Araqchi noted that due to “some technical and legal procedures,” nuclear-related sanctions against Tehran will not be lifted concurrently with the signing of any possible final deal between Iran and the P5+1 group.

“All economic and financial sanctions against Iran will be lifted on the possible [final] agreement’s implementation date,” which is a date other than the one when the prospective deal is signed, he said.

Iran has been insisting that the sanctions must be lifted when the deal is signed, not when it’s implemented, but the P5+1 have been equally insistent that it must be the opposite. Now, Iranian officials frequently say stuff only to contradict themselves (or be contradicted by a higher authority) later, so there’s an uncertainty to statements like this, and complications in translating what the Iranians say in Persian into English only compounds that uncertainty. But this does seem like progress, even though it may only open the door to the next dispute, how to define the point at which the deal has been “implemented.”

The other sticking points appear to be over what kind of nuclear and enrichment R&D Iran will be allowed to undertake during the course of the deal, and whether inspectors will be allowed to have access to Iranian military facilities (where they may have reason to suspect that work related to weaponization is taking or has taken place) and the right to interview Iranian nuclear scientists. This latter point is a big one for both sides — a really robust inspections mechanism requires full access to any suspected nuclear site and to the people involved in the nuclear program, but no country wants IAEA inspectors poking around their military facilities and wringing info out of their personnel, and the Iranians may fear that inspectors will invent phony “suspicions” as an excuse to do a little spying. Iran has apparently agreed to implement the IAEA’s “Advanced Protocol” as part of a comprehensive deal, and that would require the Iranians to permit “managed access” to military sites, so this may be a matter of defining what constitutes “managed access” as opposed to “inspections,” which is where the Iranians have been drawing the line. There may also be some new US demands that are gumming things up as well.

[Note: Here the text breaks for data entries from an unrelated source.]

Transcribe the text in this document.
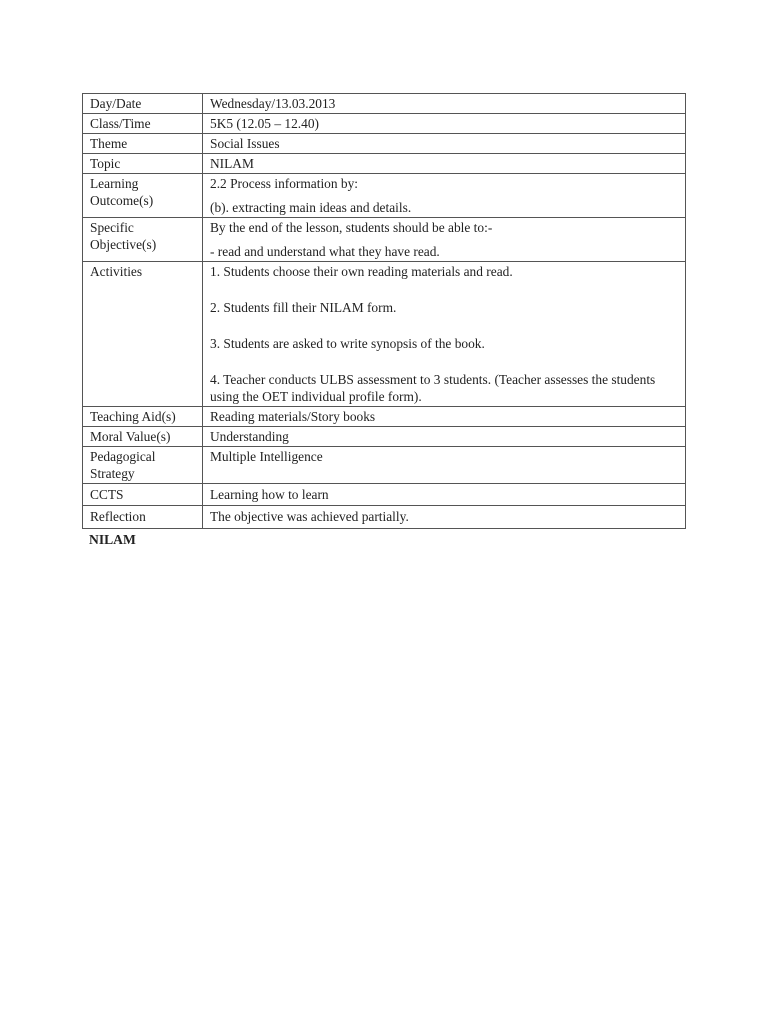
Day/Date	Wednesday/13.03.2013

Class/Time	5K5 (12.05 – 12.40)

Theme	Social Issues

Topic	NILAM

Learning Outcome(s)	2.2 Process information by:
(b). extracting main ideas and details.

Specific Objective(s)	By the end of the lesson, students should be able to:-
- read and understand what they have read.

Activities	1. Students choose their own reading materials and read.
2. Students fill their NILAM form.
3. Students are asked to write synopsis of the book.
4. Teacher conducts ULBS assessment to 3 students. (Teacher assesses the students using the OET individual profile form).

Teaching Aid(s)	Reading materials/Story books

Moral Value(s)	Understanding

Pedagogical Strategy	Multiple Intelligence

CCTS	Learning how to learn

Reflection	The objective was achieved partially.
NILAM
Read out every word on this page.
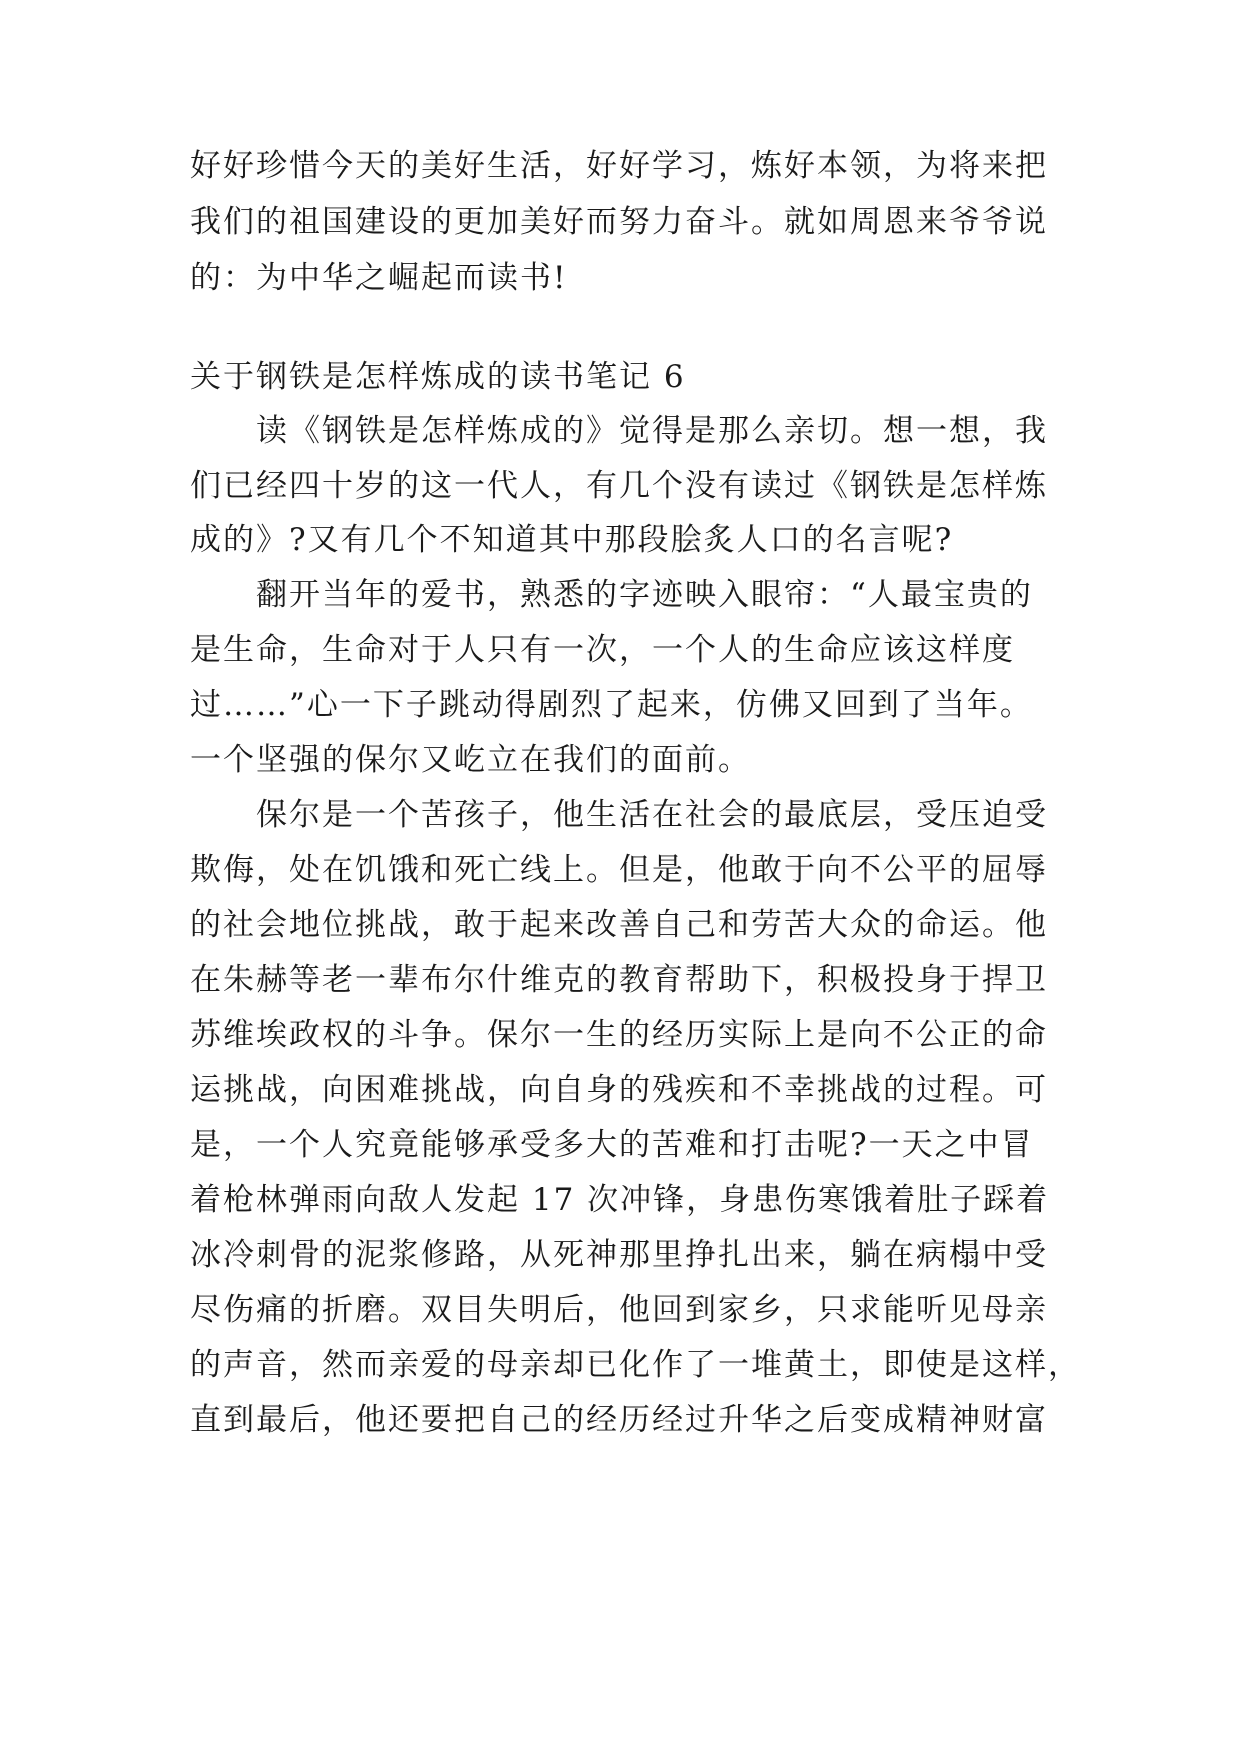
好好珍惜今天的美好生活，好好学习，炼好本领，为将来把
我们的祖国建设的更加美好而努力奋斗。就如周恩来爷爷说
的：为中华之崛起而读书!
关于钢铁是怎样炼成的读书笔记 6
读《钢铁是怎样炼成的》觉得是那么亲切。想一想，我
们已经四十岁的这一代人，有几个没有读过《钢铁是怎样炼
成的》?又有几个不知道其中那段脍炙人口的名言呢?
翻开当年的爱书，熟悉的字迹映入眼帘：“人最宝贵的
是生命，生命对于人只有一次，一个人的生命应该这样度
过……”心一下子跳动得剧烈了起来，仿佛又回到了当年。
一个坚强的保尔又屹立在我们的面前。
保尔是一个苦孩子，他生活在社会的最底层，受压迫受
欺侮，处在饥饿和死亡线上。但是，他敢于向不公平的屈辱
的社会地位挑战，敢于起来改善自己和劳苦大众的命运。他
在朱赫等老一辈布尔什维克的教育帮助下，积极投身于捍卫
苏维埃政权的斗争。保尔一生的经历实际上是向不公正的命
运挑战，向困难挑战，向自身的残疾和不幸挑战的过程。可
是，一个人究竟能够承受多大的苦难和打击呢?一天之中冒
着枪林弹雨向敌人发起 17 次冲锋，身患伤寒饿着肚子踩着
冰冷刺骨的泥浆修路，从死神那里挣扎出来，躺在病榻中受
尽伤痛的折磨。双目失明后，他回到家乡，只求能听见母亲
的声音，然而亲爱的母亲却已化作了一堆黄土，即使是这样，
直到最后，他还要把自己的经历经过升华之后变成精神财富
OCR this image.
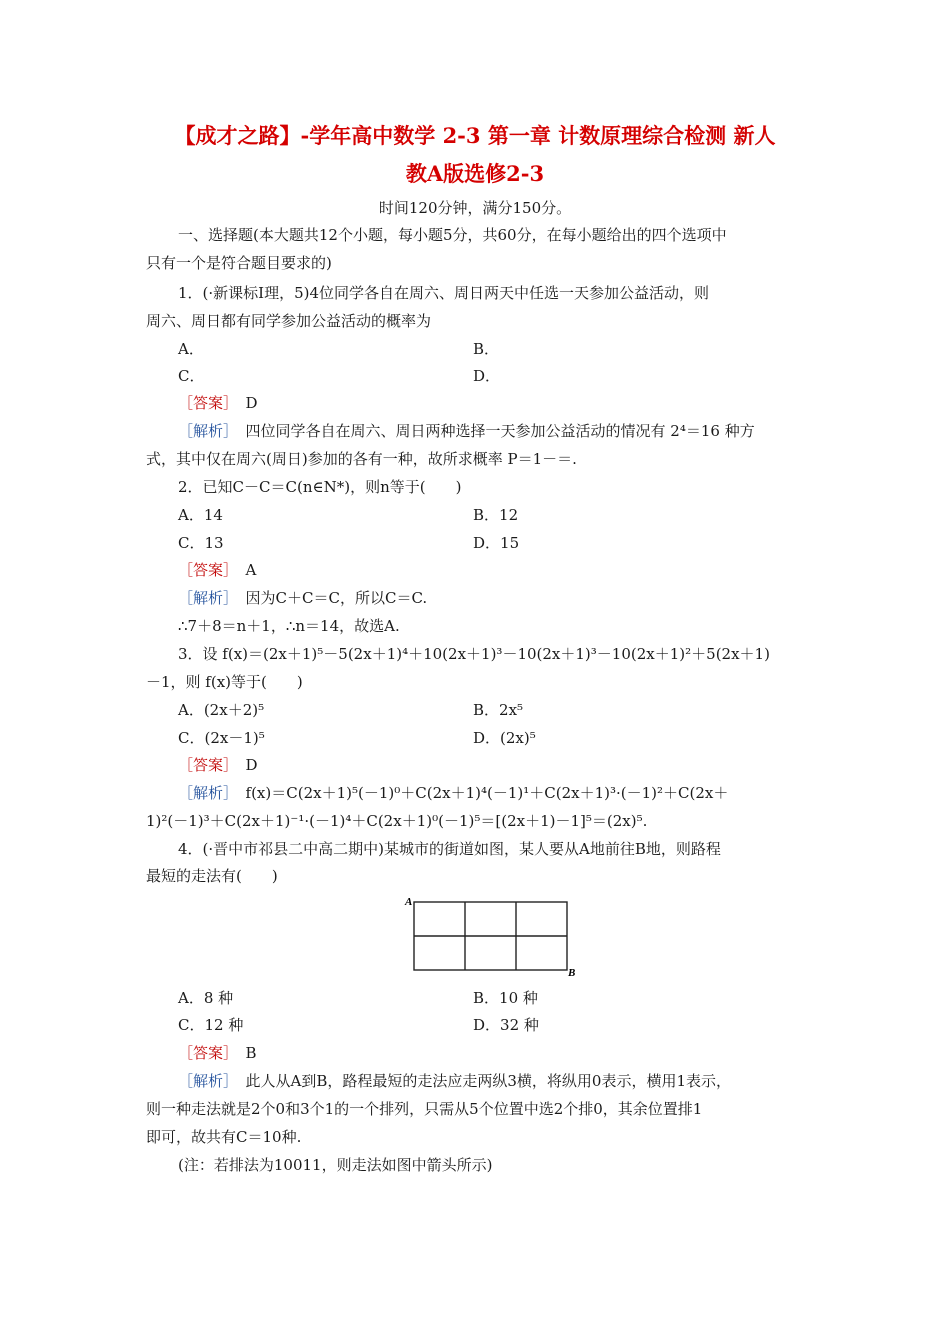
【成才之路】-学年高中数学 2-3 第一章 计数原理综合检测 新人
教A版选修2-3
时间120分钟，满分150分。
一、选择题(本大题共12个小题，每小题5分，共60分，在每小题给出的四个选项中
只有一个是符合题目要求的)
1．(·新课标Ⅰ理，5)4位同学各自在周六、周日两天中任选一天参加公益活动，则
周六、周日都有同学参加公益活动的概率为
A．	B．
C．	D．
［答案］　 D
［解析］　 四位同学各自在周六、周日两种选择一天参加公益活动的情况有 2⁴＝16 种方
式，其中仅在周六(周日)参加的各有一种，故所求概率 P＝1－＝.
2．已知C－C＝C(n∈N*)，则n等于(　　)
A．14	B．12
C．13	D．15
［答案］　 A
［解析］　 因为C＋C＝C，所以C＝C.
∴7＋8＝n＋1，∴n＝14，故选A.
3．设 f(x)＝(2x＋1)⁵－5(2x＋1)⁴＋10(2x＋1)³－10(2x＋1)³－10(2x＋1)²＋5(2x＋1)
－1，则 f(x)等于(　　)
A．(2x＋2)⁵	B．2x⁵
C．(2x－1)⁵	D．(2x)⁵
［答案］　 D
［解析］　 f(x)＝C(2x＋1)⁵(－1)⁰＋C(2x＋1)⁴(－1)¹＋C(2x＋1)³·(－1)²＋C(2x＋
1)²(－1)³＋C(2x＋1)⁻¹·(－1)⁴＋C(2x＋1)⁰(－1)⁵＝[(2x＋1)－1]⁵＝(2x)⁵.
4．(·晋中市祁县二中高二期中)某城市的街道如图，某人要从A地前往B地，则路程
最短的走法有(　　)
A
B
A．8 种	B．10 种
C．12 种	D．32 种
［答案］　 B
［解析］　 此人从A到B，路程最短的走法应走两纵3横，将纵用0表示，横用1表示，
则一种走法就是2个0和3个1的一个排列，只需从5个位置中选2个排0，其余位置排1
即可，故共有C＝10种.
(注：若排法为10011，则走法如图中箭头所示)
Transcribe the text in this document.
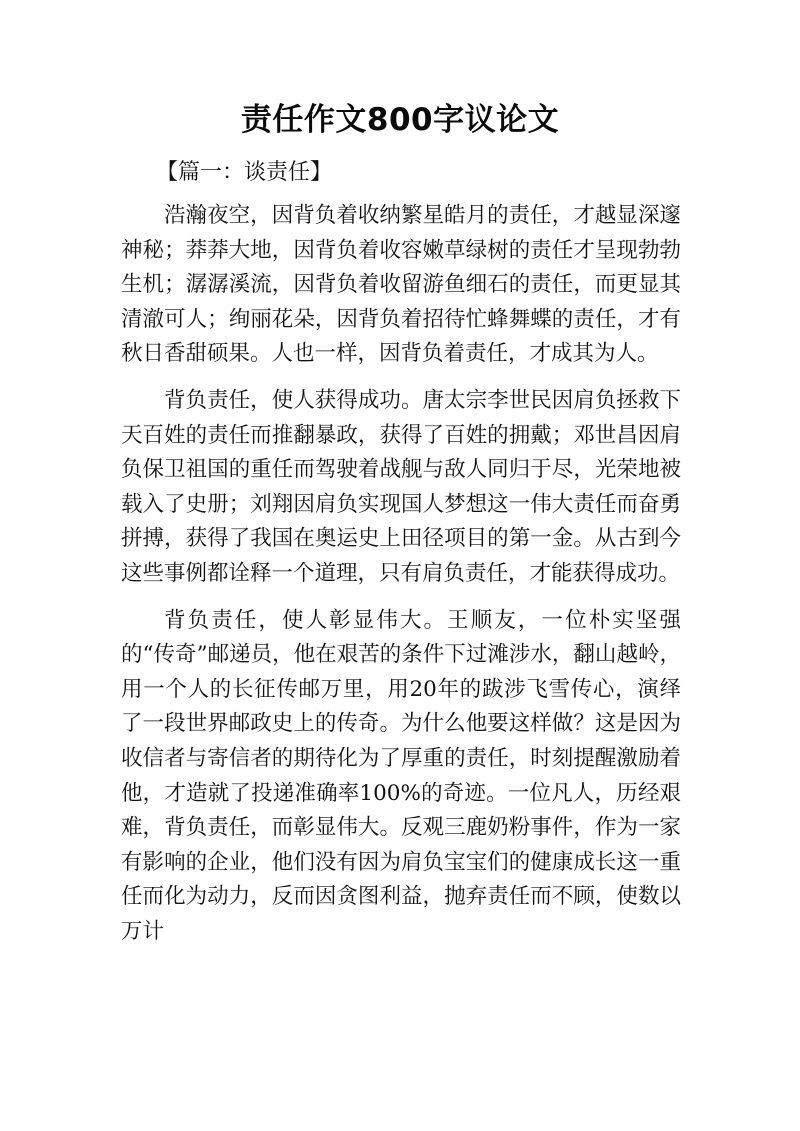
责任作文800字议论文
【篇一：谈责任】

浩瀚夜空，因背负着收纳繁星皓月的责任，才越显深邃神秘；莽莽大地，因背负着收容嫩草绿树的责任才呈现勃勃生机；潺潺溪流，因背负着收留游鱼细石的责任，而更显其清澈可人；绚丽花朵，因背负着招待忙蜂舞蝶的责任，才有秋日香甜硕果。人也一样，因背负着责任，才成其为人。

背负责任，使人获得成功。唐太宗李世民因肩负拯救下天百姓的责任而推翻暴政，获得了百姓的拥戴；邓世昌因肩负保卫祖国的重任而驾驶着战舰与敌人同归于尽，光荣地被载入了史册；刘翔因肩负实现国人梦想这一伟大责任而奋勇拼搏，获得了我国在奥运史上田径项目的第一金。从古到今这些事例都诠释一个道理，只有肩负责任，才能获得成功。

背负责任，使人彰显伟大。王顺友，一位朴实坚强的“传奇”邮递员，他在艰苦的条件下过滩涉水，翻山越岭，用一个人的长征传邮万里，用20年的跋涉飞雪传心，演绎了一段世界邮政史上的传奇。为什么他要这样做？这是因为收信者与寄信者的期待化为了厚重的责任，时刻提醒激励着他，才造就了投递准确率100%的奇迹。一位凡人，历经艰难，背负责任，而彰显伟大。反观三鹿奶粉事件，作为一家有影响的企业，他们没有因为肩负宝宝们的健康成长这一重任而化为动力，反而因贪图利益，抛弃责任而不顾，使数以万计
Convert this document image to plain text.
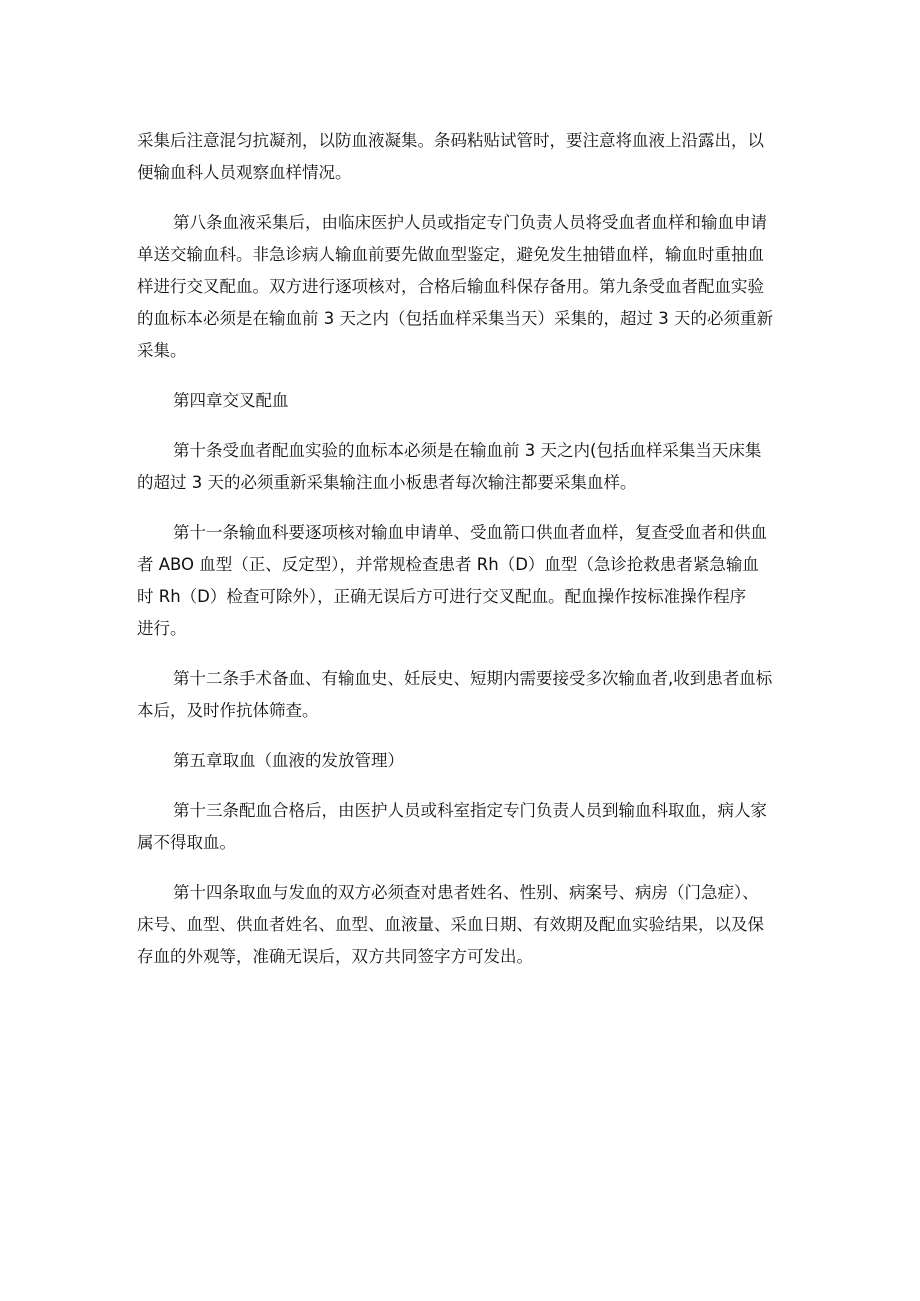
采集后注意混匀抗凝剂，以防血液凝集。条码粘贴试管时，要注意将血液上沿露出，以
便输血科人员观察血样情况。
第八条血液采集后，由临床医护人员或指定专门负责人员将受血者血样和输血申请
单送交输血科。非急诊病人输血前要先做血型鉴定，避免发生抽错血样，输血时重抽血
样进行交叉配血。双方进行逐项核对，合格后输血科保存备用。第九条受血者配血实验
的血标本必须是在输血前 3 天之内（包括血样采集当天）采集的，超过 3 天的必须重新
采集。
第四章交叉配血
第十条受血者配血实验的血标本必须是在输血前 3 天之内(包括血样采集当天床集
的超过 3 天的必须重新采集输注血小板患者每次输注都要采集血样。
第十一条输血科要逐项核对输血申请单、受血箭口供血者血样，复查受血者和供血
者 ABO 血型（正、反定型），并常规检查患者 Rh（D）血型（急诊抢救患者紧急输血
时 Rh（D）检查可除外），正确无误后方可进行交叉配血。配血操作按标准操作程序
进行。
第十二条手术备血、有输血史、妊辰史、短期内需要接受多次输血者,收到患者血标
本后，及时作抗体筛查。
第五章取血（血液的发放管理）
第十三条配血合格后，由医护人员或科室指定专门负责人员到输血科取血，病人家
属不得取血。
第十四条取血与发血的双方必须查对患者姓名、性别、病案号、病房（门急症）、
床号、血型、供血者姓名、血型、血液量、采血日期、有效期及配血实验结果，以及保
存血的外观等，准确无误后，双方共同签字方可发出。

With Congressional attempts to derail the talks pretty much kaput since the passage of the watered-down Corker bill last month, the two sides are free to blow through this deadline just as they’ve blown through every other one apart from their March deadline to announce a framework (and even that came a few days late). However, if no deal is reported to Congress by July 9, then the review period called for under the Corker bill doubles, from 30 to 60 days. This is a complication, as it impacts the timing of implementation on a final deal, but presumably not a deal-killer (it’s unlikely Obama would have signed the bill if he thought that were the case).

I would guess that missing the June 30 deadline might lead to renewed calls among American hawks for new sanctions or something else that would bust the negotiations up, but right now I suspect they’d have a tough time overcoming a filibuster in the Senate, let alone overriding a veto. Still, that won’t last forever. Congress is inevitably going to get jittery about the talks again, especially with an election year coming up when many incumbents may decide that they need to show the voters that they’re “tough on Iran.”

But, hey, you could (could!) argue that Congress’s nervousness is actually a good thing in this case. These talks do seem to make more progress when they’re under a real, external deadline than they do under these weak self-imposed ones.